Thursday, August 10, 2006

Dr. Kahn, please pick up the white courtesy phone

 
For those readers earnestly trying to put the clunkier pieces of this puzzle together, may we kindly suggest asking the children to leave the room before googling "Dr. A.Q. Kahn." If ads for Lipitor pop up, you've spelled it wrong.

Hitherto, your interest in Pakistani affairs was likely limited to questions surrounding the head of state's silly Idi Amin getup and/or the connection between Bert and Al Qaida.
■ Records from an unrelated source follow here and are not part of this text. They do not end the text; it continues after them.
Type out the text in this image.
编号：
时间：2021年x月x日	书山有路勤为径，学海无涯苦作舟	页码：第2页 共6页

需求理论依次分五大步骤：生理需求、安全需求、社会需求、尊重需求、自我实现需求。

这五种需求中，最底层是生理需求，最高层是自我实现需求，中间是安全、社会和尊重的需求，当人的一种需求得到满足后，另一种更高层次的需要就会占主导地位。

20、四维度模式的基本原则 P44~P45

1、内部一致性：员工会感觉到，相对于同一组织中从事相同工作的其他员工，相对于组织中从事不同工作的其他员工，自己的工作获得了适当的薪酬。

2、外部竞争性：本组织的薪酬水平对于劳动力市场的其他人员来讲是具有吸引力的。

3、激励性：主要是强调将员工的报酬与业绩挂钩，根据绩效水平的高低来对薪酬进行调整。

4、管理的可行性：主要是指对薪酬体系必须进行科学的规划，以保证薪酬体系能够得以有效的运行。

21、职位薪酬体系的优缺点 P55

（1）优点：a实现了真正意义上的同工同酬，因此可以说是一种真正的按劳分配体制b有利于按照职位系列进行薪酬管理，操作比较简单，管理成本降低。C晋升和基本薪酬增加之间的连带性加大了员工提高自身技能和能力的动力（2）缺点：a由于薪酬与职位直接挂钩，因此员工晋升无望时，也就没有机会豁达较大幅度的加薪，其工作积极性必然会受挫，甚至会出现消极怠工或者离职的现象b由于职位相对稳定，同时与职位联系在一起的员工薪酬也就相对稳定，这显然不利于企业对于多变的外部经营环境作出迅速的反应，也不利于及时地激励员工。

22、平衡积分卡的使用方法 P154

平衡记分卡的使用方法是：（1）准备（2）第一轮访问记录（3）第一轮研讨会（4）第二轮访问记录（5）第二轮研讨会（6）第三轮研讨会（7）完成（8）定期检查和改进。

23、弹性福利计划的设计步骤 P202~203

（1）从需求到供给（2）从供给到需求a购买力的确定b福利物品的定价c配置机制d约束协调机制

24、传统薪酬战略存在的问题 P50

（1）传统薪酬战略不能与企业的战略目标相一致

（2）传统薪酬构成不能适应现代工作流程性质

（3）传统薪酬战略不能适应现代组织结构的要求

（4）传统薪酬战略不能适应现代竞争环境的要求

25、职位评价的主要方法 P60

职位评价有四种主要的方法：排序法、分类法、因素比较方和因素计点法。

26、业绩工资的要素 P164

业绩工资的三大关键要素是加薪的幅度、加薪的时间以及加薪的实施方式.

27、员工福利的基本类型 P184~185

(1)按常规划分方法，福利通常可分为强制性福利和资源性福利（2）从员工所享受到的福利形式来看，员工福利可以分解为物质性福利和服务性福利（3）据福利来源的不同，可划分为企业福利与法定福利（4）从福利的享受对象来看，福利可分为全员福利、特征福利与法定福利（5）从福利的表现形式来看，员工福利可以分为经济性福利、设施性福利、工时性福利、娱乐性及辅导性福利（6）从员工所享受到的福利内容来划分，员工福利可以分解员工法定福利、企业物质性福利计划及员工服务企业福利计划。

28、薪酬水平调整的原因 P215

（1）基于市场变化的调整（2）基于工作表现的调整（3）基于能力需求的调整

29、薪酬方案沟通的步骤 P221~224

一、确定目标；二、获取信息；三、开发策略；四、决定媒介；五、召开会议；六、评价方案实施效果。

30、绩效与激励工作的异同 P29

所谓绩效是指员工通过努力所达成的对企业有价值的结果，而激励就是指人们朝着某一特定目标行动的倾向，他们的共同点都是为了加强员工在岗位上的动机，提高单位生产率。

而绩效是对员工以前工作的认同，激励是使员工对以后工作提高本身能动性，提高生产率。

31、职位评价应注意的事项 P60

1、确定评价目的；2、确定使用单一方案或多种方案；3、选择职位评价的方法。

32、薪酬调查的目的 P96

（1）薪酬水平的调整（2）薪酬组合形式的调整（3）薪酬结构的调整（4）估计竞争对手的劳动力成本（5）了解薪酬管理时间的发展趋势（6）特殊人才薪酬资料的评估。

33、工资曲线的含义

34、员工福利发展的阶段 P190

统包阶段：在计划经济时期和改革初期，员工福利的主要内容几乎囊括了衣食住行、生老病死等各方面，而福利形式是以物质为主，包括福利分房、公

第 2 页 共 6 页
But with Pakistan playing a critical role in uncovering this plot whilst Osama bin Laden summers there, a closer examination of the players, relationships and motivations is warranted.
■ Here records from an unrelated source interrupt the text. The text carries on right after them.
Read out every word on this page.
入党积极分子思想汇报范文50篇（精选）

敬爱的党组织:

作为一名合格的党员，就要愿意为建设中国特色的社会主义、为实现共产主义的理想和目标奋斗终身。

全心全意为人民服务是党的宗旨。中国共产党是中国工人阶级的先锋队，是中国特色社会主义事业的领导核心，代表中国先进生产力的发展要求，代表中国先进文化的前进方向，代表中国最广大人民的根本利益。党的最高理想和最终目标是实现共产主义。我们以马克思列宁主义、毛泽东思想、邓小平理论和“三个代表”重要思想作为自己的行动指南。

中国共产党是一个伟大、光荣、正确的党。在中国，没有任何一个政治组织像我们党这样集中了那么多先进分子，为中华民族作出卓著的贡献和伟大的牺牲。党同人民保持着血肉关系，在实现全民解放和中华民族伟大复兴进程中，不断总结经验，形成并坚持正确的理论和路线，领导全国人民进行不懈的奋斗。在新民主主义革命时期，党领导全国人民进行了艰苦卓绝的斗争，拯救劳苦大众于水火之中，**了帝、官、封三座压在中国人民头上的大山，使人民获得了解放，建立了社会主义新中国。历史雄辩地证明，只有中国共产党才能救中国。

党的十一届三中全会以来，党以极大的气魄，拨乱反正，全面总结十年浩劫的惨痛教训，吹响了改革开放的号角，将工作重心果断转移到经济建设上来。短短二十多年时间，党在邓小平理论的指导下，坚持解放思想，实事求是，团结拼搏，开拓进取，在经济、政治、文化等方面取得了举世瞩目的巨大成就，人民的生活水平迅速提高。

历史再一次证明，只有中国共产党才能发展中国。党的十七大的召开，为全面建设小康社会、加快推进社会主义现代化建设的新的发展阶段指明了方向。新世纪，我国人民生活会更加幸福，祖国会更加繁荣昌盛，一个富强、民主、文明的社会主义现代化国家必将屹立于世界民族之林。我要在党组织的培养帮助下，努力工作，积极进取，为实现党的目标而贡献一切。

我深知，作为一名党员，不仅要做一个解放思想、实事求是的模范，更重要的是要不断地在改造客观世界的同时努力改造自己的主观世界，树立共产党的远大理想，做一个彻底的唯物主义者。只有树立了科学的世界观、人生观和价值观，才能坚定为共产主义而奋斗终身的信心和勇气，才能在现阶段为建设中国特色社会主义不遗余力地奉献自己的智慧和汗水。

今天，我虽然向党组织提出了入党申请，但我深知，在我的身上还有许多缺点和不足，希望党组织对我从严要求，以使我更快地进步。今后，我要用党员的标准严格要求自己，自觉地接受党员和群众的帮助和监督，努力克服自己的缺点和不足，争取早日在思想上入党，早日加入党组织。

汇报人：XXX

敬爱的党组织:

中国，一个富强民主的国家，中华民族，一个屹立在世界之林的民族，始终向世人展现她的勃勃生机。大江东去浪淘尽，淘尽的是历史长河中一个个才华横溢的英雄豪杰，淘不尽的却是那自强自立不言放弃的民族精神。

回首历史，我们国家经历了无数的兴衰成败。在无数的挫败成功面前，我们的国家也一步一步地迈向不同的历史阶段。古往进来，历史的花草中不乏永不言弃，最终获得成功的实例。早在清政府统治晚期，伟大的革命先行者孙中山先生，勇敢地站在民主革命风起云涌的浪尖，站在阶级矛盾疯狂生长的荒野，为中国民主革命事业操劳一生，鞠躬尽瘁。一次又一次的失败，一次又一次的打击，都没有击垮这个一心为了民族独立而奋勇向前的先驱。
Knowing a bit about Dr. Kahn will illuminate your study of the slightly complicated relationship between the ISI, Pakistan's intelligence service, and the west. This will further guide your understanding of the rather still more complicated relationship between the aforementioned head of state and his constituents, allies, neighbors, coreligionists, uppity Hindus and his pronounced interest in remaining alive. Achieving the latter goal is, at least for now, critical to the longterm stability of the civilised world and your continued ability to take the subway to Whole Foods without a radiation suit.
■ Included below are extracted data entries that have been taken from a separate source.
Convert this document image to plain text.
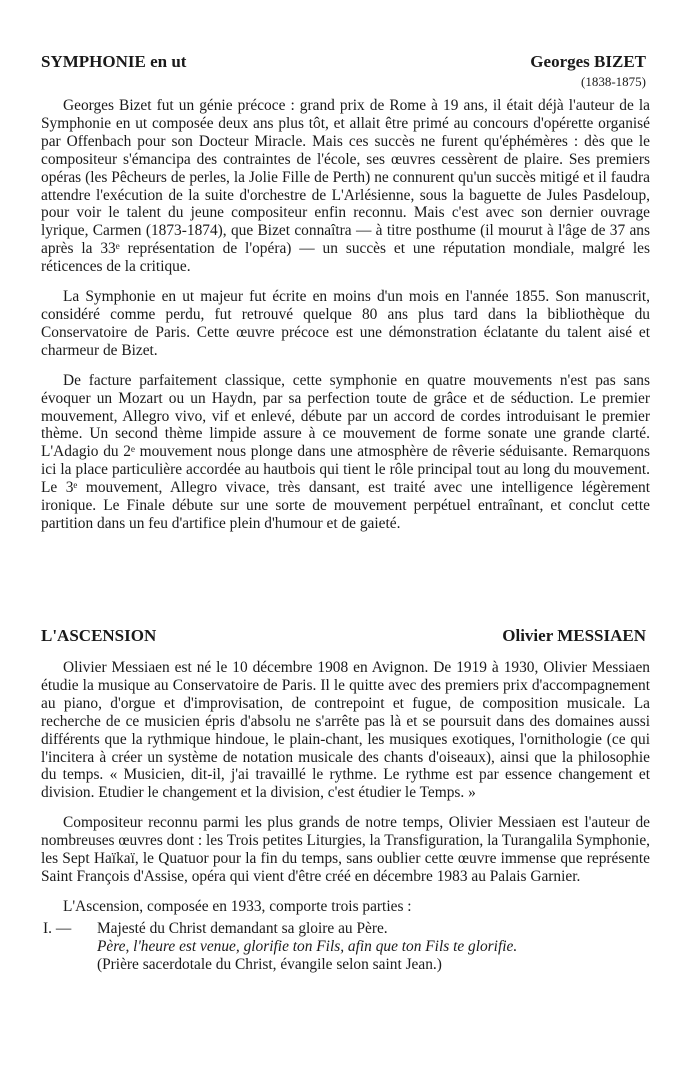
SYMPHONIE en ut	Georges BIZET
(1838-1875)

Georges Bizet fut un génie précoce : grand prix de Rome à 19 ans, il était déjà l'auteur de la Symphonie en ut composée deux ans plus tôt, et allait être primé au concours d'opérette organisé par Offenbach pour son Docteur Miracle. Mais ces succès ne furent qu'éphémères : dès que le compositeur s'émancipa des contraintes de l'école, ses œuvres cessèrent de plaire. Ses premiers opéras (les Pêcheurs de perles, la Jolie Fille de Perth) ne connurent qu'un succès mitigé et il faudra attendre l'exécution de la suite d'orchestre de L'Arlésienne, sous la baguette de Jules Pasdeloup, pour voir le talent du jeune compositeur enfin reconnu. Mais c'est avec son dernier ouvrage lyrique, Carmen (1873-1874), que Bizet connaîtra — à titre posthume (il mourut à l'âge de 37 ans après la 33ᵉ représentation de l'opéra) — un succès et une réputation mondiale, malgré les réticences de la critique.

La Symphonie en ut majeur fut écrite en moins d'un mois en l'année 1855. Son manuscrit, considéré comme perdu, fut retrouvé quelque 80 ans plus tard dans la bibliothèque du Conservatoire de Paris. Cette œuvre précoce est une démonstration éclatante du talent aisé et charmeur de Bizet.

De facture parfaitement classique, cette symphonie en quatre mouvements n'est pas sans évoquer un Mozart ou un Haydn, par sa perfection toute de grâce et de séduction. Le premier mouvement, Allegro vivo, vif et enlevé, débute par un accord de cordes introduisant le premier thème. Un second thème limpide assure à ce mouvement de forme sonate une grande clarté. L'Adagio du 2ᵉ mouvement nous plonge dans une atmosphère de rêverie séduisante. Remarquons ici la place particulière accordée au hautbois qui tient le rôle principal tout au long du mouvement. Le 3ᵉ mouvement, Allegro vivace, très dansant, est traité avec une intelligence légèrement ironique. Le Finale débute sur une sorte de mouvement perpétuel entraînant, et conclut cette partition dans un feu d'artifice plein d'humour et de gaieté.

L'ASCENSION	Olivier MESSIAEN

Olivier Messiaen est né le 10 décembre 1908 en Avignon. De 1919 à 1930, Olivier Messiaen étudie la musique au Conservatoire de Paris. Il le quitte avec des premiers prix d'accompagnement au piano, d'orgue et d'improvisation, de contrepoint et fugue, de composition musicale. La recherche de ce musicien épris d'absolu ne s'arrête pas là et se poursuit dans des domaines aussi différents que la rythmique hindoue, le plain-chant, les musiques exotiques, l'ornithologie (ce qui l'incitera à créer un système de notation musicale des chants d'oiseaux), ainsi que la philosophie du temps. « Musicien, dit-il, j'ai travaillé le rythme. Le rythme est par essence changement et division. Etudier le changement et la division, c'est étudier le Temps. »

Compositeur reconnu parmi les plus grands de notre temps, Olivier Messiaen est l'auteur de nombreuses œuvres dont : les Trois petites Liturgies, la Transfiguration, la Turangalila Symphonie, les Sept Haïkaï, le Quatuor pour la fin du temps, sans oublier cette œuvre immense que représente Saint François d'Assise, opéra qui vient d'être créé en décembre 1983 au Palais Garnier.

L'Ascension, composée en 1933, comporte trois parties :

I. — Majesté du Christ demandant sa gloire au Père.
Père, l'heure est venue, glorifie ton Fils, afin que ton Fils te glorifie.
(Prière sacerdotale du Christ, évangile selon saint Jean.)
The White House Office of Spreading Democracy declined to comment for this story.

3 Comments:

Blogger Compliance Coordinator said...

I'll take a look, but please also remember 9/11 conspiracy theories are a big reason young Muslims, even and especially in the UK, are so eager to blow up US-bound commercial jetliners. Be responsible and heed the advice of George Bernard Shaw, "A belief is not true because it is useful."

12:47 AM  
Anonymous Anonymous said...

I enjoyed watching Loose Change with my pet unicorn and Leprechaun.

1:03 PM  
Blogger Compliance Coordinator said...

Let's get Pierre Salinger to weigh in on this.